Not only was there an increase in employees feeling burned out from the new normal, but a majority (59 percent) are taking less time off than they normally would due to the pandemic, the data showed.
Additionally, about 42 percent of respondents who are still working from home don't plan to take any time off in order to decompress.
"With an increase in work from home jobs comes some responsibility by employers to ensure that their workers have the tools and support they need to remain productive and engaged," Vicki Salemi, a career expert at Monster, told FOX Business. "Some of our initial research showed that nearly half of workers didn’t feel supported by their bosses while working from home with a slight uptick in feeling supported by mid-April."
What's more, with the country seeing a resurgence of coronavirus cases across the South and West, many states are rolling back their reopening plans. As a result, getting back to the office might take longer than previously expected. In fact, Monster has even seen a recent increase in demand for remote work roles.
"In early July, ‘remote’ saw its highest levels of search in the past 14 weeks and even increased as a location search term, putting it in the top 10 locations searched on Monster, indicating that work from home has settled in as the new normal for job search and employment," Salemi said.

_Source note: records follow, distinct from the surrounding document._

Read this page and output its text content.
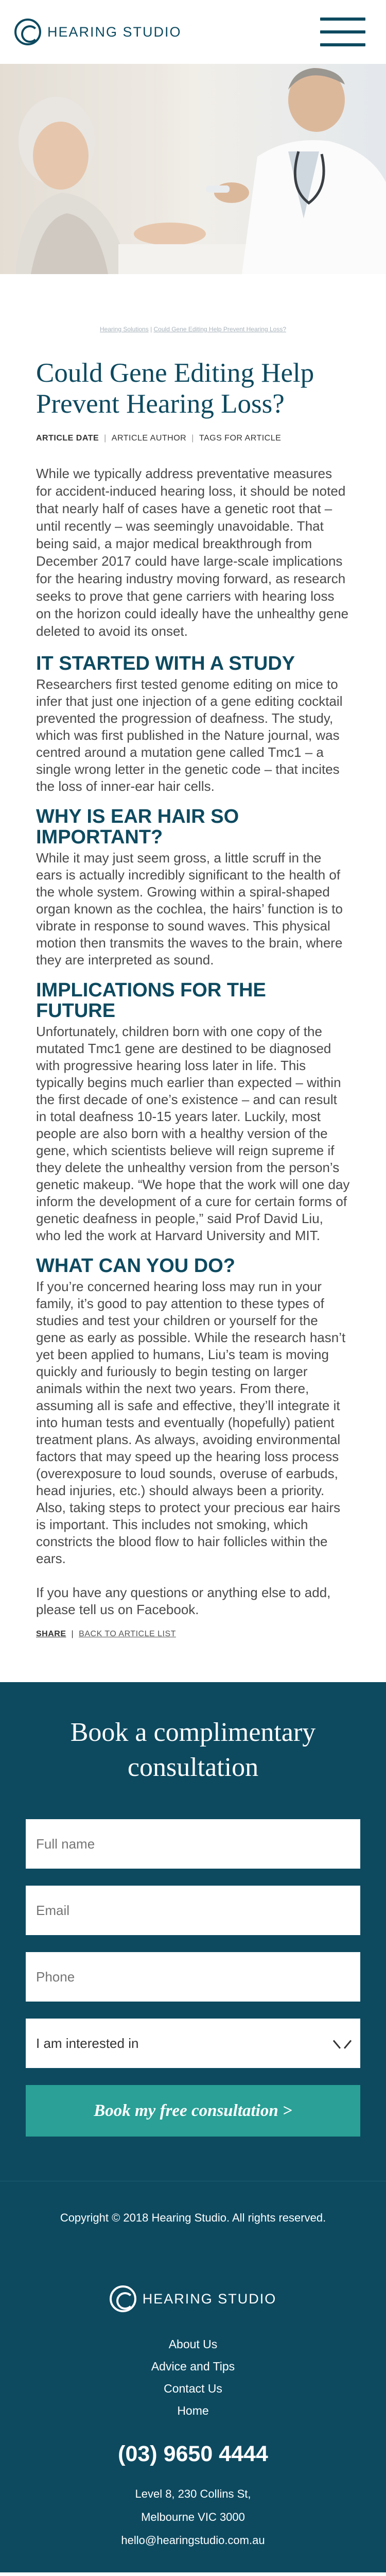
HEARING STUDIO
Hearing Solutions | Could Gene Editing Help Prevent Hearing Loss?
Could Gene Editing Help Prevent Hearing Loss?
ARTICLE DATE | ARTICLE AUTHOR | TAGS FOR ARTICLE

While we typically address preventative measures for accident-induced hearing loss, it should be noted that nearly half of cases have a genetic root that – until recently – was seemingly unavoidable. That being said, a major medical breakthrough from December 2017 could have large-scale implications for the hearing industry moving forward, as research seeks to prove that gene carriers with hearing loss on the horizon could ideally have the unhealthy gene deleted to avoid its onset.

IT STARTED WITH A STUDY

Researchers first tested genome editing on mice to infer that just one injection of a gene editing cocktail prevented the progression of deafness. The study, which was first published in the Nature journal, was centred around a mutation gene called Tmc1 – a single wrong letter in the genetic code – that incites the loss of inner-ear hair cells.

WHY IS EAR HAIR SO IMPORTANT?

While it may just seem gross, a little scruff in the ears is actually incredibly significant to the health of the whole system. Growing within a spiral-shaped organ known as the cochlea, the hairs’ function is to vibrate in response to sound waves. This physical motion then transmits the waves to the brain, where they are interpreted as sound.

IMPLICATIONS FOR THE FUTURE

Unfortunately, children born with one copy of the mutated Tmc1 gene are destined to be diagnosed with progressive hearing loss later in life. This typically begins much earlier than expected – within the first decade of one’s existence – and can result in total deafness 10-15 years later. Luckily, most people are also born with a healthy version of the gene, which scientists believe will reign supreme if they delete the unhealthy version from the person’s genetic makeup. “We hope that the work will one day inform the development of a cure for certain forms of genetic deafness in people,” said Prof David Liu, who led the work at Harvard University and MIT.

WHAT CAN YOU DO?

If you’re concerned hearing loss may run in your family, it’s good to pay attention to these types of studies and test your children or yourself for the gene as early as possible. While the research hasn’t yet been applied to humans, Liu’s team is moving quickly and furiously to begin testing on larger animals within the next two years. From there, assuming all is safe and effective, they’ll integrate it into human tests and eventually (hopefully) patient treatment plans. As always, avoiding environmental factors that may speed up the hearing loss process (overexposure to loud sounds, overuse of earbuds, head injuries, etc.) should always been a priority. Also, taking steps to protect your precious ear hairs is important. This includes not smoking, which constricts the blood flow to hair follicles within the ears.

If you have any questions or anything else to add, please tell us on Facebook.

SHARE | BACK TO ARTICLE LIST
Book a complimentary consultation
Full name
Email
Phone
I am interested in
Book my free consultation >
Copyright © 2018 Hearing Studio. All rights reserved.
HEARING STUDIO
About Us
Advice and Tips
Contact Us
Home
(03) 9650 4444
Level 8, 230 Collins St,
Melbourne VIC 3000
hello@hearingstudio.com.au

Monster has been polling job seekers and employers weekly on coronavirus-related topics, including tracking the effects of working from home and the sentiment of returning to work, since March. Monster surveyed 284 people from July 10 to July 13 for this poll.
When employees head back to the office, over a third of employers (39 percent) expect to reduce the number of workers in the building at one given time, according to Monster's "Returning to the Office" poll from May. Meanwhile, 18 percent of employers plan to allow employees to work from home more or indefinitely.
Overall, 42 percent of employees are exploring working from home permanently.